During the toxic relationship, you probably forgot to take care of yourself. David Brudö, CEO and cofounder of the mental well-being and personal development app Remente, told Business Insider there are several ways to practise self-love after a bad relationship has ended.

These can also be applied to any break-up, not just the end of a relationship with an abuser. Here they are:

1. Learn to let go

"Easier said than done but learning to let go is one of the most important steps to take if you want to relieve yourself of a toxic relationship," Brudö said. "Accept that everyone makes mistakes and that they are in the past, and only take away what you learnt from the situation."

It'll be difficult at first, he added, but the more you practise, the easier it will become.

2. Have some "me" time

It's more important than ever to do the things you enjoy doing.

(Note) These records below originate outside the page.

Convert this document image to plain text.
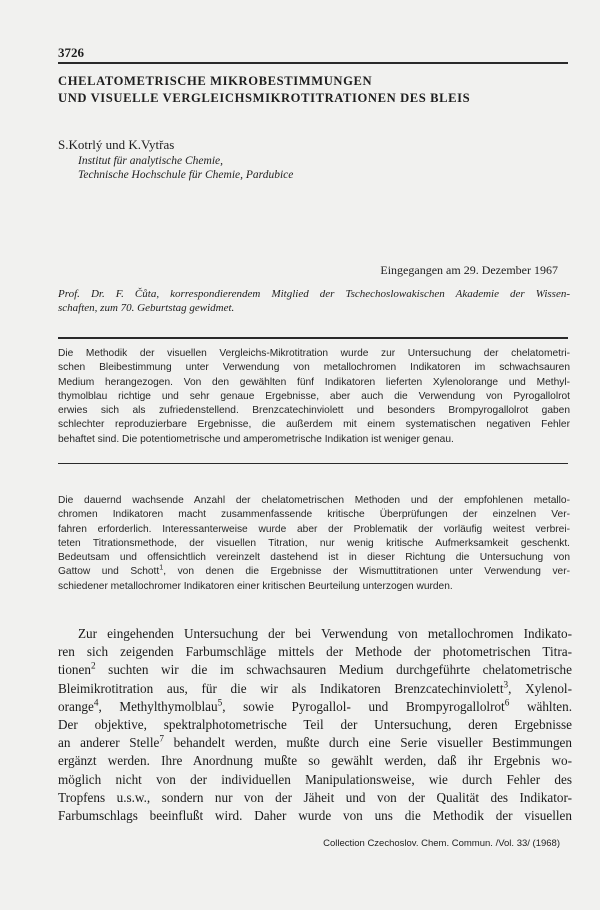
3726
CHELATOMETRISCHE MIKROBESTIMMUNGEN
UND VISUELLE VERGLEICHSMIKROTITRATIONEN DES BLEIS
S.Kotrlý und K.Vytřas
Institut für analytische Chemie,
Technische Hochschule für Chemie, Pardubice
Eingegangen am 29. Dezember 1967
Prof. Dr. F. Čůta, korrespondierendem Mitglied der Tschechoslowakischen Akademie der Wissen-
schaften, zum 70. Geburtstag gewidmet.
Die Methodik der visuellen Vergleichs-Mikrotitration wurde zur Untersuchung der chelatometri-
schen Bleibestimmung unter Verwendung von metallochromen Indikatoren im schwachsauren
Medium herangezogen. Von den gewählten fünf Indikatoren lieferten Xylenolorange und Methyl-
thymolblau richtige und sehr genaue Ergebnisse, aber auch die Verwendung von Pyrogallolrot
erwies sich als zufriedenstellend. Brenzcatechinviolett und besonders Brompyrogallolrot gaben
schlechter reproduzierbare Ergebnisse, die außerdem mit einem systematischen negativen Fehler
behaftet sind. Die potentiometrische und amperometrische Indikation ist weniger genau.
Die dauernd wachsende Anzahl der chelatometrischen Methoden und der empfohlenen metallo-
chromen Indikatoren macht zusammenfassende kritische Überprüfungen der einzelnen Ver-
fahren erforderlich. Interessanterweise wurde aber der Problematik der vorläufig weitest verbrei-
teten Titrationsmethode, der visuellen Titration, nur wenig kritische Aufmerksamkeit geschenkt.
Bedeutsam und offensichtlich vereinzelt dastehend ist in dieser Richtung die Untersuchung von
Gattow und Schott$^1$, von denen die Ergebnisse der Wismuttitrationen unter Verwendung ver-
schiedener metallochromer Indikatoren einer kritischen Beurteilung unterzogen wurden.
Zur eingehenden Untersuchung der bei Verwendung von metallochromen Indikato-
ren sich zeigenden Farbumschläge mittels der Methode der photometrischen Titra-
tionen$^2$ suchten wir die im schwachsauren Medium durchgeführte chelatometrische
Bleimikrotitration aus, für die wir als Indikatoren Brenzcatechinviolett$^3$, Xylenol-
orange$^4$, Methylthymolblau$^5$, sowie Pyrogallol- und Brompyrogallolrot$^6$ wählten.
Der objektive, spektralphotometrische Teil der Untersuchung, deren Ergebnisse
an anderer Stelle$^7$ behandelt werden, mußte durch eine Serie visueller Bestimmungen
ergänzt werden. Ihre Anordnung mußte so gewählt werden, daß ihr Ergebnis wo-
möglich nicht von der individuellen Manipulationsweise, wie durch Fehler des
Tropfens u.s.w., sondern nur von der Jäheit und von der Qualität des Indikator-
Farbumschlags beeinflußt wird. Daher wurde von uns die Methodik der visuellen
Collection Czechoslov. Chem. Commun. /Vol. 33/ (1968)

Brudö said it's the perfect time to take up a new hobby, or complete that project you just didn't get around to doing.

"Set aside a couple of evenings a week to do something you truly enjoy outside of work, as that will drastically decrease your stress levels and help keep your spirits high," he said.

3. Take control

Once you've taken enough time to get your feelings under control, you can channel your energy into something else.

"Whenever we feel strongly about a situation outside of our influence, it can be hugely empowering to take charge of something that is entirely under our control," Brudö said. "It can be anything from a new project at work, to prepping your meals for the week ahead. Seeing something you do make a difference can go a long way in preventing you from feeling angry and frustrated."

4. Minimise your bad habits

Although it might be tempting, try to avoid turning to drinking, smoking, or other unhealthy habits. It may feel like escaping in the short term, but you won't thank yourself in the long run.

"It doesn't help you address, or deal with your feelings, but instead creates a temporary escape and additional bitter feelings," Brudö said. "Instead, do something else you enjoy and focus on feeling healthy and happy instead."

5. Make your health a priority

Rather than turning to junk food and watching TV all day, Brudö said you should eat healthily and make sure you do some exercise. It will boost your endorphins, and help you sleep.

6. Communicate with others

A break up, especially a tough one, can make us lose perspective. Brudö said having friends and loved ones you can speak to can help you deal with your emotions.

"Discussing how you feel following the breakup with someone else as this will help you see the problems facing you in a different light and perhaps lead you to let go," he said. "Even if you don't find an answer, socialising will take your mind off the breakup and help you relax."

7. Try practising mindfulness

After a break-up, it can be tough to focus on anything else. In fact, we might not even realise we are letting negative, obsessive thoughts take over our minds.

"This is where mindfulness can be very useful," Brudö said. "Taking as little as three minutes to focus on your breathing and actually focus on all those flashbacks from the toxic relationship, thus bringing you closer to letting go and moving on."

8. Focus on the positives

It will take some time to get into the right frame of mine to do this, but when you look back on the relationship, try to find a positive that you learned from the experience.

"Finding a positive in emotional baggage can actually turn the negative experience into a positive, turning the 'baggage' into a learning curve," Brudö said.

9. Be patient

Building up your confidence again is going to take some time, so be patient. You might think of yourself as damaged, and that you'll never trust again, but in time you'll realise this isn't true.

"Practicing different ways of thinking and exercising new habits will eventually help you to let go of the past and become much more confident," Brudö said. "So, don't despair if you don't see changes happening overnight, as they will take time, but when they do happen, you will feel much happier."